Las fragancias arrastran etiquetado de peligro
Es la parte que descoloca a todo el mundo. Las mezclas fragantes pueden contener sustancias clasificadas, y eso puede obligar a incluir pictogramas, indicaciones de peligro y consejos de prudencia conforme al reglamento europeo de clasificación y etiquetado. A eso se suma la declaración de alérgenos de fragancia por encima de ciertos umbrales. Tu proveedor de fragancia debe darte esa documentación.
Y la vela también lleva sus advertencias
Existen normas europeas de seguridad de velas que cubren el comportamiento de combustión y el etiquetado con símbolos de advertencia: no dejar sin vigilancia, alejar de materiales inflamables, mantener fuera del alcance de niños. Es información obligatoria, no decorativa, y debe estar en el producto.
El modelo que más funciona es mixto
Envase, tapa, estuche y packaging fabricados en China, donde la personalización y el precio no tienen rival. Y producción de la vela aquí con fragancias de proveedor europeo, lo que te da control de la fórmula, la documentación de seguridad en regla y la posibilidad de ajustar el aroma. Es lo mejor de ambos mundos y encaja perfectamente con la lógica del packaging personalizado.
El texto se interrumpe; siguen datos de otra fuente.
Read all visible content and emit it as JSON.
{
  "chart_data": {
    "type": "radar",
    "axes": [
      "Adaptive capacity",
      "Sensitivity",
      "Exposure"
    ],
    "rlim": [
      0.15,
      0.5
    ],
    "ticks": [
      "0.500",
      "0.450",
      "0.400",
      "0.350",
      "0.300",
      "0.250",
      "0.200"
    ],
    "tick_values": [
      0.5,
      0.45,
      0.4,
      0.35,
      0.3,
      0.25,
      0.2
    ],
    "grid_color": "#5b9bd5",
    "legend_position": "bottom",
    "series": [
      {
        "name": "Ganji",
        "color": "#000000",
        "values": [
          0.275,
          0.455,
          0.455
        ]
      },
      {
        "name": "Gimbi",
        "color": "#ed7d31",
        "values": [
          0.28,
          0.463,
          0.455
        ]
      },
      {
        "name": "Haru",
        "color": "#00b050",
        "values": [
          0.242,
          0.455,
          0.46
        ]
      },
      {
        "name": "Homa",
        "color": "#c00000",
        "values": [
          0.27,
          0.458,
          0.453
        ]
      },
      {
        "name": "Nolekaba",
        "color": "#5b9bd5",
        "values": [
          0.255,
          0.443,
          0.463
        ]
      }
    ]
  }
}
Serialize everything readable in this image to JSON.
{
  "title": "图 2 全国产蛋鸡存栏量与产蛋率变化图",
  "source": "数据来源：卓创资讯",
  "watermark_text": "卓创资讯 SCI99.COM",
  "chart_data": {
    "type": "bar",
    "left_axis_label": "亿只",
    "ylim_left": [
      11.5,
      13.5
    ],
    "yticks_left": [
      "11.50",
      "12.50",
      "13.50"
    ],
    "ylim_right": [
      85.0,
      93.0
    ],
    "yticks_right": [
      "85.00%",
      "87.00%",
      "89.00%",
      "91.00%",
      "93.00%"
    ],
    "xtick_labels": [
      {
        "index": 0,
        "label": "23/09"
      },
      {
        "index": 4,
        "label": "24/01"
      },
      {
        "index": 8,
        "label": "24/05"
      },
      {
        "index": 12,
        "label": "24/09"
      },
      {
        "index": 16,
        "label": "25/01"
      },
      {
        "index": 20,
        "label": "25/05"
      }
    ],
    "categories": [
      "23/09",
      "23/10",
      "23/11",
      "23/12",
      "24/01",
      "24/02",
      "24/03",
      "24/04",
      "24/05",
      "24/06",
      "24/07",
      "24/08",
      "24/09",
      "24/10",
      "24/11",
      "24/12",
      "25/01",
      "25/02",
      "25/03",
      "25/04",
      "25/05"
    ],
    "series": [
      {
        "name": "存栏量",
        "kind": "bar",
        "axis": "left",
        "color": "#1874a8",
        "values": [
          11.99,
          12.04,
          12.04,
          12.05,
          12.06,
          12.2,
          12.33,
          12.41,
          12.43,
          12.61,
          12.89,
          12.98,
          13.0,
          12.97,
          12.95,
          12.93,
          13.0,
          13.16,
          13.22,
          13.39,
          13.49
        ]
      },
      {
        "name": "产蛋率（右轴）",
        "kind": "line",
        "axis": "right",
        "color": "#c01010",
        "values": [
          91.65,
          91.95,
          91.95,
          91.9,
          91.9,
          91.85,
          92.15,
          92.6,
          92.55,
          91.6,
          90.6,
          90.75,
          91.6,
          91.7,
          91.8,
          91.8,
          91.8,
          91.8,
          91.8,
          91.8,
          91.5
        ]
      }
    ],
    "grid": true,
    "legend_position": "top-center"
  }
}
En esta categoría, la marca es el producto
Seamos honestos: la diferencia entre una vela de doce euros y una de treinta rara vez está en la cera. Está en el envase, en la tipografía, en el nombre del aroma y en la coherencia visual del conjunto. Por eso este es un proyecto donde invertir en identidad tiene más retorno que invertir en formulación.
Y planifica pensando en Navidad
Buena parte del año se juega entre octubre y diciembre, y una parte enorme de las ventas es para regalo, lo que multiplica la importancia del estuche. Con los envases viniendo de China, la producción hay que cerrarla a principios de año. Es una estacionalidad tan marcada como la de las decoraciones navideñas.